Notre société avance dans ses incohérences et sa logique. Elle ne va pas nécessairement vers un progrès, en l’espèce, une meilleure répartition des droits au bien-être de chacun. Elle peut progresser vers des régressions qui peuvent être des catastrophes.
Nous sommes dans un cadre logique des rapports très anciens entre le plus grand nombre et les chefs, qu’ils soient issus de l’ancienne aristocratie, du suffrage universel, d’héritages ou des banques.
La Belgique est un pays gouverné par un panaché des quatre, un roi, des ministres, des héritiers et des banquiers.
Chaque jour voit les derniers prendre de l’ascendant sur les premiers, au nom d’une logique qui s’appelle le marché mondial. Le devenir de cette logique est simple : comme il est impossible d’égaliser les hommes par le haut, il faut les égaliser par le bas.

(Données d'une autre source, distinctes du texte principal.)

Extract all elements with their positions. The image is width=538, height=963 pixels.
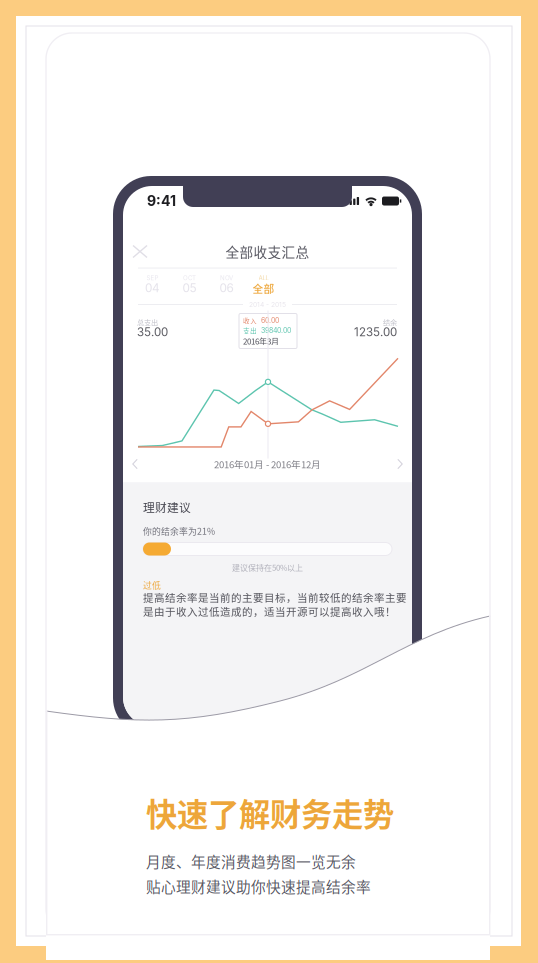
staticText: 9:41 [147, 192, 176, 209]
button[interactable]: Next period [388, 454, 412, 474]
staticText: 贴心理财建议助你快速提高结余率 [146, 876, 371, 897]
staticText: 快速了解财务走势 [146, 790, 394, 835]
staticText: OCT [183, 274, 196, 282]
staticText: 提高结余率是当前的主要目标，当前较低的结余率主要 [143, 590, 407, 605]
staticText: 04 [145, 281, 160, 295]
button[interactable]: NOV [208, 274, 245, 294]
staticText: 理财建议 [143, 498, 191, 516]
staticText: 过低 [143, 578, 161, 591]
staticText: 35.00 [137, 325, 168, 339]
staticText: 60.00 [261, 316, 279, 325]
staticText: 结余 [383, 317, 397, 327]
staticText: 2014 - 2015 [249, 300, 286, 309]
staticText: 1235.00 [354, 325, 397, 339]
staticText: 是由于收入过低造成的，适当开源可以提高收入哦！ [143, 604, 396, 619]
staticText: 你的结余率为21% [143, 524, 215, 537]
button[interactable]: OCT [171, 274, 208, 294]
staticText: ALL [258, 274, 268, 282]
staticText: 06 [220, 281, 234, 295]
staticText: 建议保持在50%以上 [232, 562, 303, 573]
staticText: 全部 [252, 280, 274, 296]
staticText: 05 [182, 281, 196, 295]
button[interactable]: ALL [245, 274, 282, 294]
button[interactable]: Previous period [123, 454, 147, 474]
button[interactable]: Close [123, 238, 157, 264]
staticText: 支出 [243, 326, 257, 335]
button[interactable]: SEP [134, 274, 171, 294]
staticText: 全部收支汇总 [226, 242, 310, 261]
staticText: 2016年3月 [243, 335, 279, 347]
staticText: 2016年01月 - 2016年12月 [214, 457, 321, 471]
staticText: 总支出 [137, 317, 158, 327]
staticText: 39840.00 [261, 326, 291, 335]
staticText: NOV [220, 274, 233, 282]
staticText: 月度、年度消费趋势图一览无余 [146, 850, 356, 872]
staticText: 收入 [243, 316, 257, 325]
staticText: SEP [146, 274, 158, 282]
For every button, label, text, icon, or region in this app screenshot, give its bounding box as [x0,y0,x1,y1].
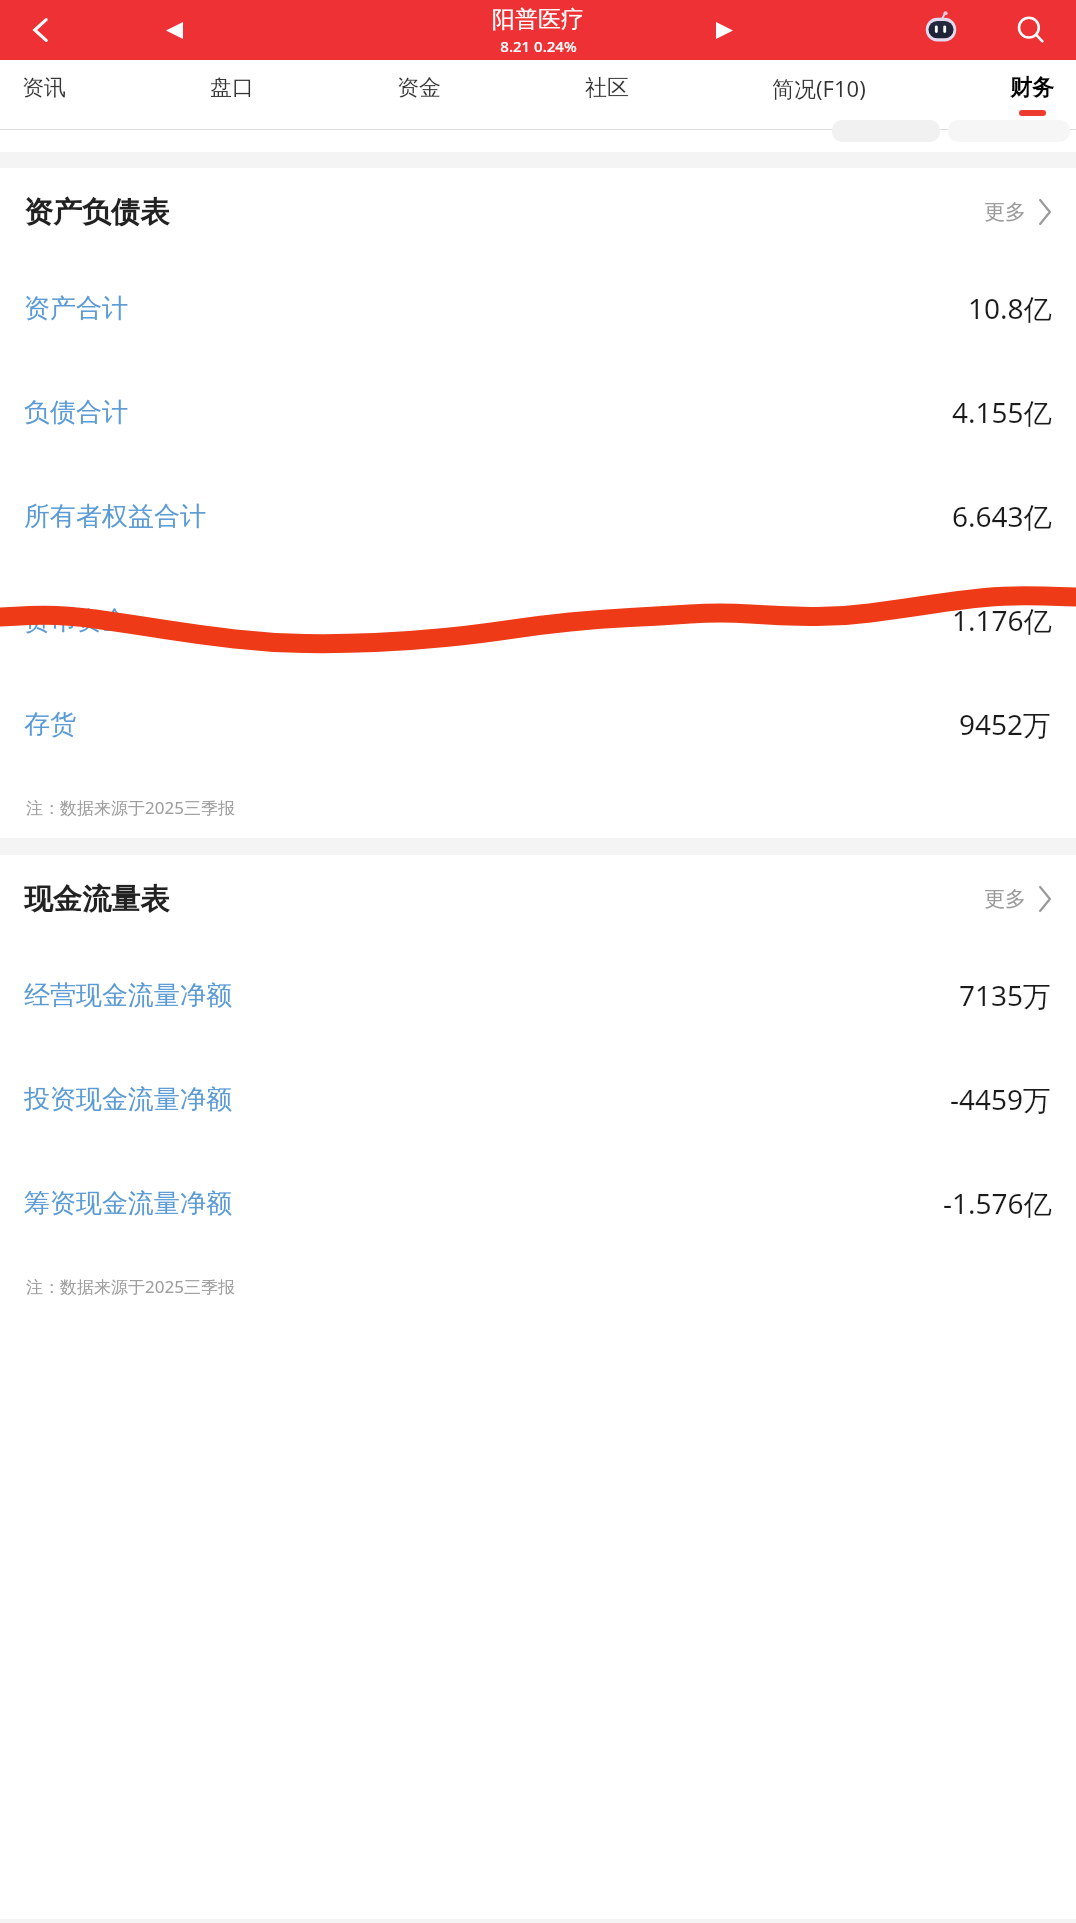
button[interactable]: 资金 [397,60,441,130]
button[interactable]: 资产合计 [0,256,1076,360]
button[interactable]: 筹资现金流量净额 [0,1151,1076,1255]
staticText: 经营现金流量净额 [24,979,232,1012]
staticText: 社区 [585,74,629,102]
staticText: 1.176亿 [952,601,1052,639]
staticText: 注：数据来源于2025三季报 [26,796,235,819]
staticText: 负债合计 [24,396,128,429]
staticText: 资金 [397,74,441,102]
staticText: 资讯 [22,74,66,102]
button[interactable]: 存货 [0,672,1076,776]
button[interactable]: 简况(F10) [772,60,866,130]
staticText: 存货 [24,708,76,741]
button[interactable]: 更多 [984,886,1052,912]
button[interactable]: Previous stock [152,8,196,52]
button[interactable]: 财务 [1010,60,1054,130]
button[interactable]: 资讯 [22,60,66,130]
staticText: 7135万 [959,976,1052,1014]
staticText: 6.643亿 [952,497,1052,535]
button[interactable]: 更多 [984,199,1052,225]
button[interactable]: Search [1006,5,1056,55]
button[interactable]: 投资现金流量净额 [0,1047,1076,1151]
staticText: 4.155亿 [952,393,1052,431]
button[interactable]: 经营现金流量净额 [0,943,1076,1047]
staticText: 9452万 [959,705,1052,743]
staticText: 盘口 [210,74,254,102]
staticText: 8.21 0.24% [500,36,577,56]
staticText: 资产合计 [24,292,128,325]
button[interactable]: AI assistant [916,5,966,55]
staticText: 简况(F10) [772,73,866,103]
staticText: 现金流量表 [24,881,169,918]
button[interactable]: Next stock [702,8,746,52]
staticText: 货币资金 [24,604,128,637]
button[interactable]: 盘口 [210,60,254,130]
staticText: 更多 [984,199,1026,225]
button[interactable]: 货币资金 [0,568,1076,672]
staticText: 所有者权益合计 [24,500,206,533]
staticText: -1.576亿 [943,1184,1052,1222]
staticText: 10.8亿 [968,289,1052,327]
staticText: 注：数据来源于2025三季报 [26,1275,235,1298]
staticText: -4459万 [950,1080,1052,1118]
staticText: 更多 [984,886,1026,912]
staticText: 阳普医疗 [492,5,584,34]
staticText: 投资现金流量净额 [24,1083,232,1116]
button[interactable]: Back [18,7,64,53]
staticText: 筹资现金流量净额 [24,1187,232,1220]
button[interactable]: 负债合计 [0,360,1076,464]
button[interactable]: 社区 [585,60,629,130]
button[interactable]: 所有者权益合计 [0,464,1076,568]
staticText: 财务 [1010,74,1054,102]
staticText: 资产负债表 [24,194,169,231]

Cette logique serait fondée sur l’Universel, si l’initiative était prise par la collectivité mondiale, mais elle est en réalité le produit d’une concertation des chefs en vue de leur enrichissement plus rapide.

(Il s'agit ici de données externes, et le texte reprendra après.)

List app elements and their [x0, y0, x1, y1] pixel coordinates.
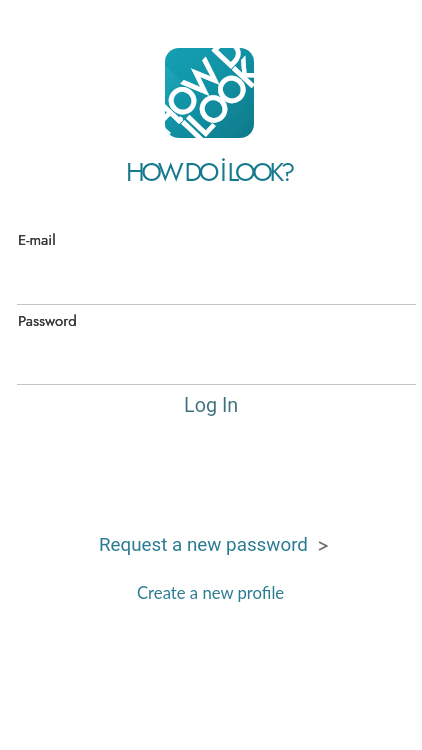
button[interactable]: Password	[18, 310, 422, 384]
other: How do I look logo	[165, 48, 254, 138]
staticText: E-mail	[18, 229, 56, 251]
staticText: Request a new password	[99, 534, 308, 556]
staticText: Log In	[184, 394, 239, 417]
button[interactable]: Log In	[0, 387, 422, 423]
button[interactable]: Create a new profile	[0, 581, 422, 605]
staticText: HOW DO İ LOOK?	[126, 153, 292, 191]
staticText: E-mail	[18, 229, 56, 251]
staticText: E-mail	[18, 229, 56, 251]
staticText: Password	[18, 310, 77, 332]
staticText: Create a new profile	[137, 583, 285, 603]
staticText: Password	[18, 310, 77, 332]
button[interactable]: Request a new password	[99, 532, 328, 558]
staticText: Password	[18, 310, 77, 332]
button[interactable]: E-mail	[18, 229, 422, 304]
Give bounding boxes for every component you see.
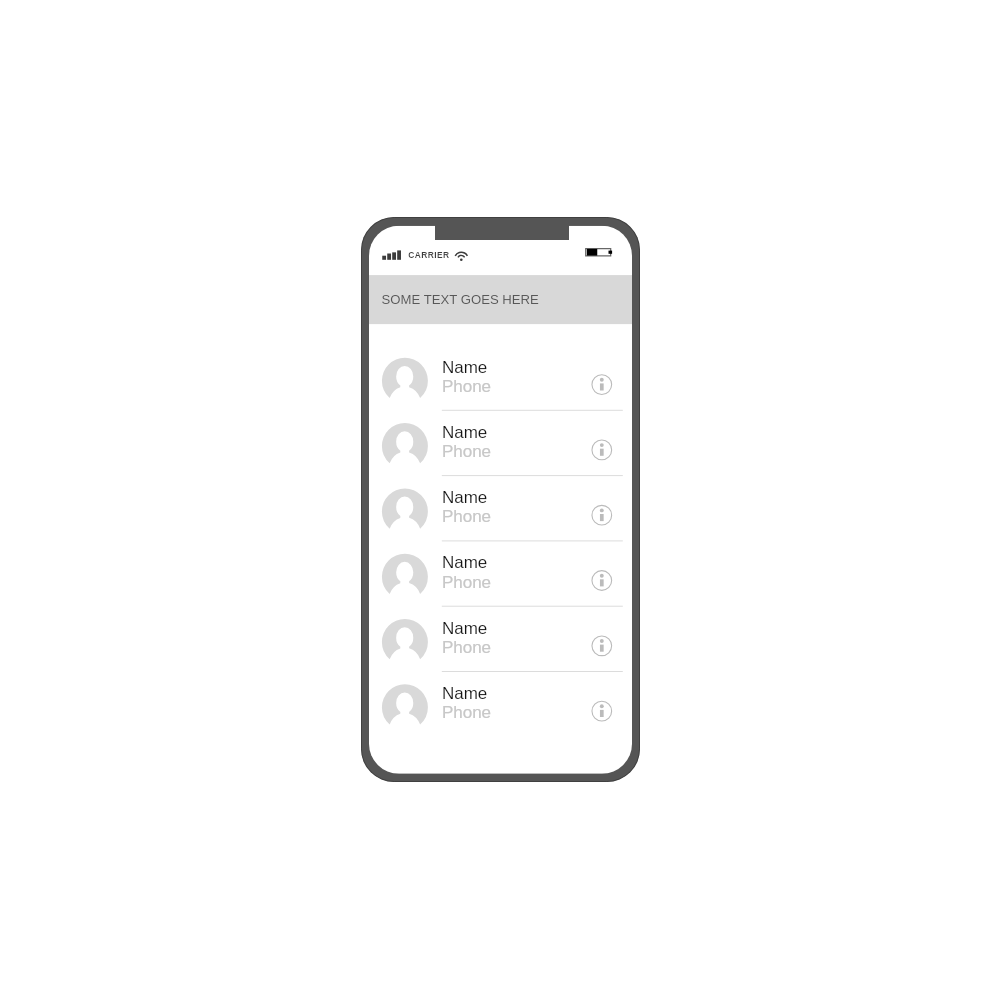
button[interactable]: More info <box>591 570 612 591</box>
staticText: Name <box>442 423 488 442</box>
staticText: Phone <box>442 377 492 396</box>
button[interactable]: More info <box>591 701 612 722</box>
button[interactable]: Name <box>369 541 632 606</box>
button[interactable]: More info <box>591 440 612 460</box>
staticText: Name <box>442 488 488 507</box>
button[interactable]: Name <box>369 345 632 410</box>
button[interactable]: More info <box>591 374 612 395</box>
staticText: Phone <box>442 507 492 526</box>
button[interactable]: Name <box>369 410 632 475</box>
staticText: Phone <box>442 442 492 461</box>
staticText: Name <box>442 358 488 377</box>
button[interactable]: SOME TEXT GOES HERE <box>369 275 632 324</box>
staticText: CARRIER <box>408 250 450 259</box>
button[interactable]: Name <box>369 672 632 737</box>
staticText: Phone <box>442 573 492 592</box>
button[interactable]: Name <box>369 606 632 671</box>
staticText: Phone <box>442 703 492 722</box>
button[interactable]: Name <box>369 476 632 541</box>
staticText: SOME TEXT GOES HERE <box>382 292 540 307</box>
button[interactable]: More info <box>591 635 612 656</box>
other: Wi-Fi <box>454 249 469 261</box>
staticText: Phone <box>442 638 492 657</box>
other: Battery <box>585 248 614 258</box>
staticText: Name <box>442 554 488 572</box>
button[interactable]: More info <box>591 505 612 526</box>
staticText: Name <box>442 619 488 638</box>
staticText: Name <box>442 684 488 703</box>
other: Cellular signal <box>382 250 401 260</box>
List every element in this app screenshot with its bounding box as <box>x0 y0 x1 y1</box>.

C’est une conjuration visible jusqu’aux magazines people qui étalent des destinées qui ne seront jamais possibles pour 99 % d’humains.

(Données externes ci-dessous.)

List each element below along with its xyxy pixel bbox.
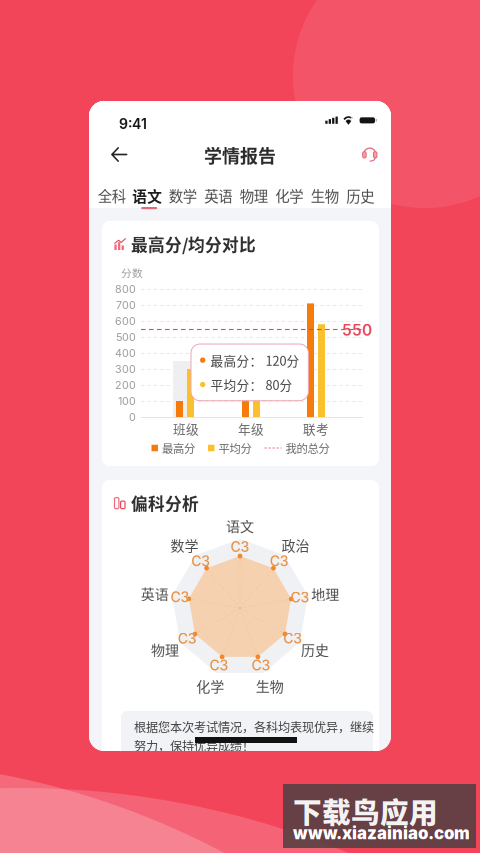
staticText: 英语 bbox=[204, 185, 232, 206]
staticText: 物理 bbox=[151, 639, 179, 660]
staticText: C3 bbox=[230, 538, 250, 555]
staticText: C3 bbox=[283, 630, 302, 647]
staticText: 数学 bbox=[170, 535, 198, 555]
button[interactable]: 语文 bbox=[130, 175, 164, 208]
staticText: 下载鸟应用 bbox=[293, 790, 438, 832]
staticText: 历史 bbox=[301, 639, 329, 659]
staticText: 800 bbox=[115, 282, 136, 295]
staticText: 语文 bbox=[226, 515, 254, 536]
staticText: C3 bbox=[210, 657, 228, 674]
staticText: 平均分 bbox=[218, 440, 252, 456]
staticText: 9:41 bbox=[119, 116, 147, 132]
staticText: 400 bbox=[115, 346, 136, 359]
staticText: 努力，保持优异成绩！ bbox=[134, 737, 254, 755]
staticText: 语文 bbox=[132, 185, 162, 206]
staticText: 英语 bbox=[141, 583, 169, 604]
staticText: 生物 bbox=[311, 185, 339, 206]
button[interactable]: 英语 bbox=[201, 175, 235, 208]
staticText: 300 bbox=[115, 362, 136, 375]
staticText: 最高分/均分对比 bbox=[131, 232, 256, 256]
staticText: 0 bbox=[129, 410, 136, 423]
staticText: 学情报告 bbox=[204, 142, 276, 168]
staticText: 最高分 bbox=[162, 440, 195, 456]
staticText: 根据您本次考试情况，各科均表现优异，继续 bbox=[134, 718, 374, 736]
staticText: 地理 bbox=[311, 584, 339, 604]
staticText: C3 bbox=[291, 589, 310, 606]
staticText: 化学 bbox=[196, 675, 224, 696]
staticText: C3 bbox=[191, 553, 210, 570]
button[interactable]: 客服 bbox=[358, 135, 388, 175]
staticText: 分数 bbox=[121, 265, 143, 280]
staticText: C3 bbox=[178, 630, 197, 647]
staticText: 数学 bbox=[169, 185, 197, 206]
staticText: 全科 bbox=[98, 185, 126, 206]
staticText: 100 bbox=[118, 394, 136, 407]
staticText: 600 bbox=[115, 314, 136, 327]
button[interactable]: 数学 bbox=[166, 175, 200, 208]
staticText: 平均分： 80分 bbox=[210, 375, 292, 394]
staticText: 200 bbox=[115, 378, 136, 391]
staticText: C3 bbox=[170, 589, 189, 606]
button[interactable]: 返回 bbox=[106, 135, 140, 175]
staticText: www.xiazainiao.com bbox=[293, 823, 470, 843]
button[interactable]: 物理 bbox=[237, 175, 271, 208]
staticText: 最高分： 120分 bbox=[210, 351, 299, 369]
staticText: 偏科分析 bbox=[131, 491, 199, 515]
staticText: 我的总分 bbox=[286, 440, 330, 456]
staticText: 物理 bbox=[240, 185, 268, 206]
button[interactable]: 生物 bbox=[308, 175, 342, 208]
staticText: 500 bbox=[116, 330, 136, 343]
staticText: 班级 bbox=[173, 419, 199, 438]
staticText: 化学 bbox=[275, 185, 303, 206]
staticText: 生物 bbox=[256, 675, 284, 696]
staticText: 700 bbox=[116, 298, 136, 311]
staticText: 历史 bbox=[346, 185, 374, 206]
staticText: C3 bbox=[252, 657, 270, 674]
button[interactable]: 化学 bbox=[272, 175, 306, 208]
staticText: 年级 bbox=[238, 419, 264, 438]
staticText: C3 bbox=[270, 553, 289, 570]
button[interactable]: 历史 bbox=[343, 175, 377, 208]
staticText: 政治 bbox=[282, 535, 310, 555]
staticText: 550 bbox=[342, 321, 372, 340]
button[interactable]: 全科 bbox=[95, 175, 129, 208]
staticText: 联考 bbox=[303, 419, 329, 438]
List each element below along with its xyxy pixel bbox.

Tous les jours nous voyons les effets de cette logique.
C’est la Banque Nationale qui insiste sur le fait que les travailleurs doivent travailler plus longtemps, alors que Delhaize s’apprête à licencier ou à prépensionner des travailleurs âgés.
Les économistes l’affirment "Le lien entre l'âge et le salaire est préjudiciable à l'augmentation du nombre de travailleurs plus âgés". Logique, toujours, puisque dépossédés de ses connaissances par le travail fragmenté et en poste, il n’y a plus d’ouvriers qualifiés, mais des ouvriers spécialisés, comme il n’y aura plus bientôt que des employés spécialisés d’écran d’ordinateur. Le savoir n’existant plus, le travailleur âgé n’a plus rien à transmettre. Il est plus lent, plus vite fatigué, etc. donc plus coûteux.
À l’abri – pour combien de temps ? – les professions libérales.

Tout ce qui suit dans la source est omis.